All in the Family: The Realignment of American Democracy since the 1960s. By Robert O. Self. (New York, NY: Hill and Wang, 2012. Pp. vii, 518. $30.00.)
Version of Record online: 4 MAR 2014
© 2014 Phi Alpha Theta
Volume 76, Issue 1, pages 141–142, Spring 2014
How to Cite
Kinsella, T. K. (2014), All in the Family: The Realignment of American Democracy since the 1960s. By Robert O. Self. (New York, NY: Hill and Wang, 2012. Pp. vii, 518. $30.00.). Historian, 76: 141–142. doi: 10.1111/hisn.12030_34
- Issue online: 4 MAR 2014
- Version of Record online: 4 MAR 2014
Robert O. Self argues that a fundamental transformation of American democracy occurred during the second half of the twentieth century. The author makes this transformation most visible through a focus on the family.
During the 1960s, Lyndon Johnson's Great Society operated on the assumption of “breadwinner liberalism.” Its programs, such as jobs and jobs training, propped up the white, male, heterosexual breadwinner of the traditional family, in which the husband worked while the wife remained at home with the kids.
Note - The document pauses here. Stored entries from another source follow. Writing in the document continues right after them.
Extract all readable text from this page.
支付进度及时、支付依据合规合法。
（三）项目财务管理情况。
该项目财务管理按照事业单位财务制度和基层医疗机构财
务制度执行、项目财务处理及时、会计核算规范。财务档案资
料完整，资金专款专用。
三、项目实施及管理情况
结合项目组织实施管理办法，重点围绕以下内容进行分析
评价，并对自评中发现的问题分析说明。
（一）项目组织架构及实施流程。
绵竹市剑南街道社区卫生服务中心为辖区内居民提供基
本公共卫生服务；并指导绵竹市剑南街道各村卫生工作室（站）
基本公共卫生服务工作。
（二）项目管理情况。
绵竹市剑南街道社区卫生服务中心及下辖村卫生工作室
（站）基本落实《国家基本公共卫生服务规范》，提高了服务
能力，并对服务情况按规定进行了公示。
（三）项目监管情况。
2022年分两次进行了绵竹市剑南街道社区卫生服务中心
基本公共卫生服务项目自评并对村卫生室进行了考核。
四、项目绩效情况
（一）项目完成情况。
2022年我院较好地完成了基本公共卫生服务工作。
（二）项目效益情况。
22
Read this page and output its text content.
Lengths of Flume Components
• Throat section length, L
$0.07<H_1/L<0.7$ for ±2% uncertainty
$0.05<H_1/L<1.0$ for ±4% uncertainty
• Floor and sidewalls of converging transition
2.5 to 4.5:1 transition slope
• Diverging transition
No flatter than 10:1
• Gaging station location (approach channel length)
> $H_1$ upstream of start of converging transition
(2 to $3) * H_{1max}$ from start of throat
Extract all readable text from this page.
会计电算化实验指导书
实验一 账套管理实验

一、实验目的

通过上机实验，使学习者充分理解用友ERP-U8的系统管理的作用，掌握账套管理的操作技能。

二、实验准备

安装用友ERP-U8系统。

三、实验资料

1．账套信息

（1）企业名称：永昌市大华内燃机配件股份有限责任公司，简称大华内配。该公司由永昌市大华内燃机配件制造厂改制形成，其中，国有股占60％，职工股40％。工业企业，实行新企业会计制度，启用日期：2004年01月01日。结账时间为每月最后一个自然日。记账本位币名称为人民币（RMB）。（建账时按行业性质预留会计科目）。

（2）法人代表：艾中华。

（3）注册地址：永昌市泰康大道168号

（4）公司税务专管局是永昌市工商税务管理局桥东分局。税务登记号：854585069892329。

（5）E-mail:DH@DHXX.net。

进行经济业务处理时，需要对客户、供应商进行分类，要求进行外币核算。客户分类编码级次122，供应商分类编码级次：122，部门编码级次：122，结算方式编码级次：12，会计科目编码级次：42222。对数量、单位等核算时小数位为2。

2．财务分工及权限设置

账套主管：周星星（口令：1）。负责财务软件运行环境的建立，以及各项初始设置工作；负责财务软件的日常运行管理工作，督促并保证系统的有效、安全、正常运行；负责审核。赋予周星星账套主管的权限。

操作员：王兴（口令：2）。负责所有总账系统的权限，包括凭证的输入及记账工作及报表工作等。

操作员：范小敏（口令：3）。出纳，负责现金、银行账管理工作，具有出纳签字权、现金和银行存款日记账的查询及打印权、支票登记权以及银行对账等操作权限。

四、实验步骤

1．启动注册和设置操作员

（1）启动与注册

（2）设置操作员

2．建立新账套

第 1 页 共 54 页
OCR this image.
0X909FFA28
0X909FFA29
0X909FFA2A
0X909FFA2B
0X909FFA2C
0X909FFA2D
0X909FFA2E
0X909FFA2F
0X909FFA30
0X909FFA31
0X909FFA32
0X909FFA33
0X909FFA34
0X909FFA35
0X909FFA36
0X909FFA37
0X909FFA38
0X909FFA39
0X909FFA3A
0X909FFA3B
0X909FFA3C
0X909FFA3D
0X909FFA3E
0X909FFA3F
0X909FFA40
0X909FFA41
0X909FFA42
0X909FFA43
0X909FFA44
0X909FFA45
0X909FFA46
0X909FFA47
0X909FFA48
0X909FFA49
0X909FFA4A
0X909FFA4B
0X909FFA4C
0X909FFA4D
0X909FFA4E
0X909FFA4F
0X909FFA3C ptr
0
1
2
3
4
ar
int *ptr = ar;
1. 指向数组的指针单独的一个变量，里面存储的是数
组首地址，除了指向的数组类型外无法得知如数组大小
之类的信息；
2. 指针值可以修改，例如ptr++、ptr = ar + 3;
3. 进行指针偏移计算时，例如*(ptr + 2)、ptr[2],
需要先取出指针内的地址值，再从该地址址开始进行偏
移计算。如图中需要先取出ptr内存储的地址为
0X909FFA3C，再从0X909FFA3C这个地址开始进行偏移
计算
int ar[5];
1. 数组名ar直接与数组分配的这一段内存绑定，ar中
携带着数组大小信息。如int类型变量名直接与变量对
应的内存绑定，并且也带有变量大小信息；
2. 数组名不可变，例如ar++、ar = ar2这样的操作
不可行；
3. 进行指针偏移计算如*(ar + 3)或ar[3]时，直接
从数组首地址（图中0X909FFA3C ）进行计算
Such programs were supposed to ease entry of the traditional family into the middle class.
The political Left presented evidence that this version of the family did not match reality. Feminists were encouraging women to realize their potential in the work place, including equal treatment in earning a living, as an alternative to the housewife role. Meanwhile, some women were already heads of households. As such, they were already working—often at low-paying jobs. Many of these women needed state-supported day-care centers and even supplemental welfare payments to make ends meet.
Feminists challenged the view of the traditional family in other ways. They fought for the ability of women to control their reproductive lives, such as the right to an abortion. For those who could not exercise that right because of a lack of money, feminists believed the state ought to provide financial assistance.
Gays and lesbians called for increased rights, which upset the traditional family model. For example, they advocated gay marriage and the right to be heads of households, raising children as part of a family. Meanwhile, gays and lesbians sought equality in a work place that discriminated against them.
As a result, new conceptions of the family emerged, from gay and lesbian heads of households to single, working mothers, also heads of households, requiring support from the state. Conservatives saw a moral threat to the traditional family model. State-supported abortions, gay marriage, and welfare payments to single mothers only encouraged nontraditional families, all too often leading to more and unnecessary state spending. According to the author, Ronald Reagan was able to combine the moral threat with unnecessary government spending to gain the presidency.
Self argues that the political culture transformed from breadwinner liberalism—calling for state intervention in supporting a traditional view of the family—to breadwinner conservatism, which called for a return to the traditional family model without the state intervention that encouraged alternative family arrangements. The author sees the continuing strength of the conservative backlash with liberalism in decline. Minority groups may have gained some rights but little equality.
Self provides a fascinating interpretation of the transformation of twentieth-century America, but he might give the family a bit too much explanatory power. He minimizes America's problems abroad as a major reason for the Reagan presidency. Self might be a bit too sanguine about recent changes that have aided various minority groups in seeking and gaining citizenship. But he offers a compelling book with solid research and a thesis worth serious investigation. His is a work well deserving of careful reading, especially at the graduate level.